R: Per la prima volta nella Storia contemporanea, la pandemia ha richiamato sulla fondamentale esistenza dei luoghi culturali quali beni essenziali alla persona e della cultura quale inalienabile diritto del cittadino al pari di salute, scuola e lavoro, guadagnandosi il meritato spazio perfino sulle copertine di quotidiani e periodici nazionali e altri media non di settore come il vostro, cosa che non accadeva da quanti anni?

La protesta alla chiusura dei teatri e dei cinema si è levata da più fronti al grido di “teatro e cinema luoghi sicuri” e “la cultura è cura non contagio”. Questo ritrovato spirito sarà il volano per il rilancio del settore culturale e degli spettacoli dal vivo: gli italiani dovranno riconfermare alla cultura il proprio valore di diritto inalienabile a tutela della salute non solo fisica, e i governi dovranno coltivare cultura per immaginare e garantire all’Italia un futuro migliore.

D: Esistono maniere di adeguare l’esperienza teatrale al nuovo contesto?

R: No. Il teatro esiste perché esiste un pubblico, anche se composto da un solo spettatore, ma per fare il teatro ci vuole un pubblico in presenza. L’empatia intesa come il sentire l’umano che il teatro suscita non può essere trasmesso a distanza o mediato da uno schermo, da un frame. Tutti i vari esperimenti di diffusione degli spettacoli in streaming fatti durante queste pause forzate dai teatri, noi compresi, non possono rappresentare la “nuova normalità” ma sono stati utili a scandagliare alternative innovative di divulgazione e promozione del prodotto/spettacolo dal vivo per la prima volta rivolgendosi a un nuovo pubblico senza confini geografici: penso ai piccoli comuni che non hanno un teatro nelle vicinanze ma anche agli italiani all’estero.

D: Si teme in merito alla possibilità di perdere clienti?

R: È possibile che ciò accada se si pensa ai clienti esclusivamente come “pubblico teatrale” ovvero spettatori già acquisiti e fidelizzati.
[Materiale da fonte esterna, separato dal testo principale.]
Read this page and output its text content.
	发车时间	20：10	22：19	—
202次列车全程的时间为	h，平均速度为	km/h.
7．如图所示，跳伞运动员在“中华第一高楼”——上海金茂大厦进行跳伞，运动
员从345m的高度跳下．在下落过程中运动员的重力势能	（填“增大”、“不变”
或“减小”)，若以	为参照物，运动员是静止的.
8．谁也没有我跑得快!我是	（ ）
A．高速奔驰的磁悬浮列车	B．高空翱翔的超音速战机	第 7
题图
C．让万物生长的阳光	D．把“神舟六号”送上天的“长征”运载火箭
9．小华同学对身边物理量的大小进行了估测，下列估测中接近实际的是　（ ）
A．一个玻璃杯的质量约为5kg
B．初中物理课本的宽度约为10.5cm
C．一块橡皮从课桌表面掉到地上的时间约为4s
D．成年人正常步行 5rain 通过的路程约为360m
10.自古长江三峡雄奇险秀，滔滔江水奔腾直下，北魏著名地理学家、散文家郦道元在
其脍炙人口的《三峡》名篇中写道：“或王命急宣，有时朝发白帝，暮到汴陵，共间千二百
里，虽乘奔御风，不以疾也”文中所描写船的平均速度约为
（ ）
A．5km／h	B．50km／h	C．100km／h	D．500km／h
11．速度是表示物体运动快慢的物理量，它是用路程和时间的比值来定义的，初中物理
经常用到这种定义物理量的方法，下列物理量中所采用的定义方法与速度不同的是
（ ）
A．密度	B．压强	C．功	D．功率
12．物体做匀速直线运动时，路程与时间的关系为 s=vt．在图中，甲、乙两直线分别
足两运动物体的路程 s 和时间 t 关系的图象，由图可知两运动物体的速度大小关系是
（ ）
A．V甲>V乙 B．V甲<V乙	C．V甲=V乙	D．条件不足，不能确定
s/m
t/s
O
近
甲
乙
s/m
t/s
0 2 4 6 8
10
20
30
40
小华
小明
Quando il mondo dello spettacolo si renderà conto che il nostro è un settore produttivo che pertanto produce e vende prodotti a un target generico, sarà di nuovo in grado di avvicinare un pubblico ben più ampio di quello strettamente teatrale.

Rispetto ad altri settori, il mondo della cultura ha meno possibilità di adattarsi al nuovo contesto imposto dalla pandemia perché qui la presenza effettiva dell’individuo è di fondamentale importanza. L’attuale atmosfera di stallo e speranza ricorda, con un sorriso amaro, una tipica situazione beckettiana. Contrariamente, pur non conoscendo il momento esatto, in questo caso si ha  però la certezza che non si tratta solamente di una vana speranza.